Summary of City of Los Angeles v Lyons
S. Ct. 1983
Facts: Adolph Lyons was stopped by LA police for a traffic violation, and without any resistance, he was subdued by a choke hold. The application caused damage to Mr. Lyons larynx. He subsequently filed an action. Count V requested injunctive relief against the City barring use of the control holds.
Issue: Whether Lyons satisfied the prerequisites for seeking injunctive relief in the Federal Court?
Procedure: District Court granted judgment for City. Ct of App reversed. Reversed by S. Ct.
Rule: Ripeness arises when an actual case has ripened or matured into a controversy worthy of adjudication.

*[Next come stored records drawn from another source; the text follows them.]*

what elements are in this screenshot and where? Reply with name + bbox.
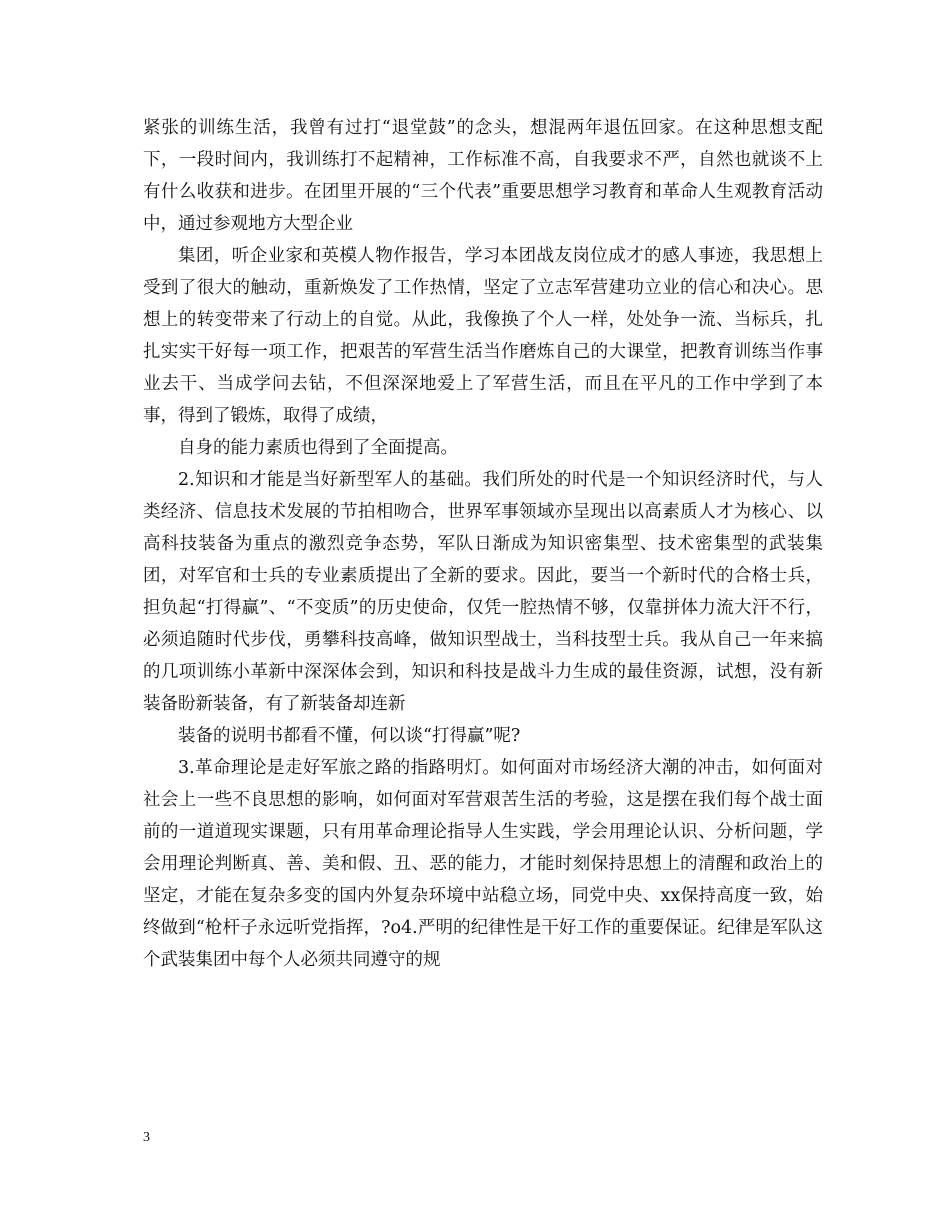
body-text bbox=[143, 112, 823, 976]
paragraph-6: 3.革命理论是走好军旅之路的指路明灯。如何面对市场经济大潮的冲击，如何面对社会上一些不良思想的影响，如何面对军营艰苦生活的考验，这是摆在我们每个战士面前的一道道现实课题，只有用革命理论指导人生实践，学会用理论认识、分析问题，学会用理论判断真、善、美和假、丑、恶的能力，才能时刻保持思想上的清醒和政治上的坚定，才能在复杂多变的国内外复杂环境中站稳立场，同党中央、xx保持高度一致，始终做到“枪杆子永远听党指挥，?o4.严明的纪律性是干好工作的重要保证。纪律是军队这个武装集团中每个人必须共同遵守的规 bbox=[143, 758, 823, 970]
paragraph-3: 自身的能力素质也得到了全面提高。 bbox=[178, 438, 458, 458]
paragraph-2: 集团，听企业家和英模人物作报告，学习本团战友岗位成才的感人事迹，我思想上受到了很大的触动，重新焕发了工作热情，坚定了立志军营建功立业的信心和决心。思想上的转变带来了行动上的自觉。从此，我像换了个人一样，处处争一流、当标兵，扎扎实实干好每一项工作，把艰苦的军营生活当作磨炼自己的大课堂，把教育训练当作事业去干、当成学问去钻，不但深深地爱上了军营生活，而且在平凡的工作中学到了本事，得到了锻炼，取得了成绩， bbox=[143, 246, 823, 426]
page-number: 3 bbox=[143, 1130, 150, 1145]
paragraph-5: 装备的说明书都看不懂，何以谈“打得赢”呢? bbox=[178, 726, 521, 746]
paragraph-4: 2.知识和才能是当好新型军人的基础。我们所处的时代是一个知识经济时代，与人类经济、信息技术发展的节拍相吻合，世界军事领域亦呈现出以高素质人才为核心、以高科技装备为重点的激烈竞争态势，军队日渐成为知识密集型、技术密集型的武装集团，对军官和士兵的专业素质提出了全新的要求。因此，要当一个新时代的合格士兵，担负起“打得赢”、“不变质”的历史使命，仅凭一腔热情不够，仅靠拼体力流大汗不行，必须追随时代步伐，勇攀科技高峰，做知识型战士，当科技型士兵。我从自己一年来搞的几项训练小革新中深深体会到，知识和科技是战斗力生成的最佳资源，试想，没有新装备盼新装备，有了新装备却连新 bbox=[143, 470, 823, 714]
paragraph-1: 紧张的训练生活，我曾有过打“退堂鼓”的念头，想混两年退伍回家。在这种思想支配下，一段时间内，我训练打不起精神，工作标准不高，自我要求不严，自然也就谈不上有什么收获和进步。在团里开展的“三个代表”重要思想学习教育和革命人生观教育活动中，通过参观地方大型企业 bbox=[143, 118, 823, 234]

Ct. Rationale: Past exposure to illegal conduct does not in itself show a present case or controversy. Lyons’ request depended upon whether he was likely to suffer future injury from the use of chokeholds by LA police officers for traffic stops. Lyons would have to assert either the all police perform this way or that the City orders them to perform.
Lyons’ case is not ripe because of the speculative nature of his claim. Predictions of future behavior are beyond the court’s functions.
DISSENT: Whether Lyons can show that the City’s chokehold policy is unconstitutional?
Lyons’ claim for damages gives him standing to sue, success therein depends on his proving whether the conduct was unconstitutional. Standing under Article III is established by an allegation of threatened or actual injury. Lyons suffered an actual past injury, as the findings of the District Ct show.
Pl A: Lyons should argue the actual injury and damages sufficient to determine Case and Controversy.
Def A: The City should argue the policy is not aimed at all traffic stops, only those where the officer’s safety is in question.